ABC brand is selling a hardware wallet for very cheap!
As with safes, I would get from a reputable brand. Shady brands may sell for cheap but the device could potentially be not as secure as they claim, or worse, that they reuse keys or even secretly keep the keys for themselves to use in future. (Remember, the addresses are publicly available)
XYZ website is selling a branded, popular hardware wallet for very cheap!
As with safes, I would get from a reputable distributor. My recommendation is to get direct from the brand, or get from an official distributor. The danger in getting from unofficial sources is that the device could be compromised. I wouldn’t want to buy a safe from a middleman who may or may not have made duplicates of the key. If i’m not sure, I would err on the side of caution.
What are unsafe methods of keeping keys?
There are no 100% safe methods, but there are many many unsafe methods.
- Storing keys in cloud storage apps (Dropbox, Google Drive, email) are really unsafe.
- Keeping the plain text (unencrypted) private keys in a file on your computer is also really unsafe (unless the computer has no access to the Internet).
- This also applies to encryption passwords and recovery phrases.
I’ve heard of “paper wallets”, are the the same as hardware wallets?

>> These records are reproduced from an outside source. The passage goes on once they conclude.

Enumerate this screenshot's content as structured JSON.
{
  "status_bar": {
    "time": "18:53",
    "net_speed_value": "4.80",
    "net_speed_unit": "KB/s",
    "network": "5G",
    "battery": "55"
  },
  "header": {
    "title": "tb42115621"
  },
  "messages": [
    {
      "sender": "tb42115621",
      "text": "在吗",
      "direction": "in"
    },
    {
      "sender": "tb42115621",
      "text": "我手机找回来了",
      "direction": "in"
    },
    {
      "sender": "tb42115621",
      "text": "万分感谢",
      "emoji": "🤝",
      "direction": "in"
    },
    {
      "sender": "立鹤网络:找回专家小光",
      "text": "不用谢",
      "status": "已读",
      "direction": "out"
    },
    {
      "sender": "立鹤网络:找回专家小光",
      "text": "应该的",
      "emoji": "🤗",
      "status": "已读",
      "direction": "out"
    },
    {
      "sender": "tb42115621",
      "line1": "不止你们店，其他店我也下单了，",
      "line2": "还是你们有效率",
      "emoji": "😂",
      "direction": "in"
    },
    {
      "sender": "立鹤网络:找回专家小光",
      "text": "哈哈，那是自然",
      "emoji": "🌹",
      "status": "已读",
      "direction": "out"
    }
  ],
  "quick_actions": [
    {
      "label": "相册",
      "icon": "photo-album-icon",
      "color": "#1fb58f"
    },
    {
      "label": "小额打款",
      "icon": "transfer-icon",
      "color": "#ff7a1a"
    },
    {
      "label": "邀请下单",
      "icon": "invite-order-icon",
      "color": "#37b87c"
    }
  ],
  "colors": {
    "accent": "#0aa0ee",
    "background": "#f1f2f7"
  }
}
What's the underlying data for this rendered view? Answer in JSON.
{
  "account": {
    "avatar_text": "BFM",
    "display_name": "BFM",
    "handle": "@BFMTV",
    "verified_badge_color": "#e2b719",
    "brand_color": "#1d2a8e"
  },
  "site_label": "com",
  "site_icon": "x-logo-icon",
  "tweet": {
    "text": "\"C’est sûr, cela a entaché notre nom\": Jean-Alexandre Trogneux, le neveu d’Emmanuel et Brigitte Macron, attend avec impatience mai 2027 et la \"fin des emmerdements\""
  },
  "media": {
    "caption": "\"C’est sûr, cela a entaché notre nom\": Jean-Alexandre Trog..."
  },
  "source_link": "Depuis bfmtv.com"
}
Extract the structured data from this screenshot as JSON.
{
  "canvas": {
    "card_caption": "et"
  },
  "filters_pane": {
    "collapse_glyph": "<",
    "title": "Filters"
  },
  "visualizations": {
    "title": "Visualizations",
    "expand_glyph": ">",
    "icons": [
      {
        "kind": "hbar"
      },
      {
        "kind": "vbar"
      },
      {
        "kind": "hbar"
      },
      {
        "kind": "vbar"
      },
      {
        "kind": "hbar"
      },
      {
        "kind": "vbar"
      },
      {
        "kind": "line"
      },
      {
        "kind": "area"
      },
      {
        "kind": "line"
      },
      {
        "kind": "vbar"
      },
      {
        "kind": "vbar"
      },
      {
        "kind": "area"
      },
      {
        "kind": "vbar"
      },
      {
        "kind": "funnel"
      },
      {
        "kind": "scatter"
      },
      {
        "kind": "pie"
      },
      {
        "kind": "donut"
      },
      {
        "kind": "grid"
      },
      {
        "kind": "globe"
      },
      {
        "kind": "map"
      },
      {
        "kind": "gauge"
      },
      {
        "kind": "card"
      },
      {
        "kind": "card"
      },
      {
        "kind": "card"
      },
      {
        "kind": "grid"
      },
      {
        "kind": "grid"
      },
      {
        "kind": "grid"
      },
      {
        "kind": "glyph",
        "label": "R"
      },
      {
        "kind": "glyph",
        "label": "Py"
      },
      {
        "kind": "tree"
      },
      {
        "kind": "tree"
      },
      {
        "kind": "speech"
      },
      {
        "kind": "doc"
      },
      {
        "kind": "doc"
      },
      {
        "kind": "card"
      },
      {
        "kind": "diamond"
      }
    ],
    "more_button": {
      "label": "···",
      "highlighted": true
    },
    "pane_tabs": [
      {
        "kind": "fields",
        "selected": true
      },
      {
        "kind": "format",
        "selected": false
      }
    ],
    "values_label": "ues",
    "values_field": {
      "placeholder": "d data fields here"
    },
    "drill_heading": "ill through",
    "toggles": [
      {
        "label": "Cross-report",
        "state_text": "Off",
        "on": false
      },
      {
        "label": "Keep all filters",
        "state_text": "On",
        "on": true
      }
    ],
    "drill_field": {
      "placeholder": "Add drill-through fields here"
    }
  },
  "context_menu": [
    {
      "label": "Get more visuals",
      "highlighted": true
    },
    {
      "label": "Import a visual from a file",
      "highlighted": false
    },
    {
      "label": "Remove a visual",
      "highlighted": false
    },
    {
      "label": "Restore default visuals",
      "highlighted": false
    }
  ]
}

Well, technically paper is a physical object and so might be considered hardware. But that’s where the similarity stop. A paper wallet is essentially printing out the private key on something (eg, paper or coin) either as plain text or QR, akin to writing down password on a paper. To use it, either type the private key or scan the QR code. As you can probably imagine, this is not only cumbersome to use but also incredibly dangerous if the object is lost.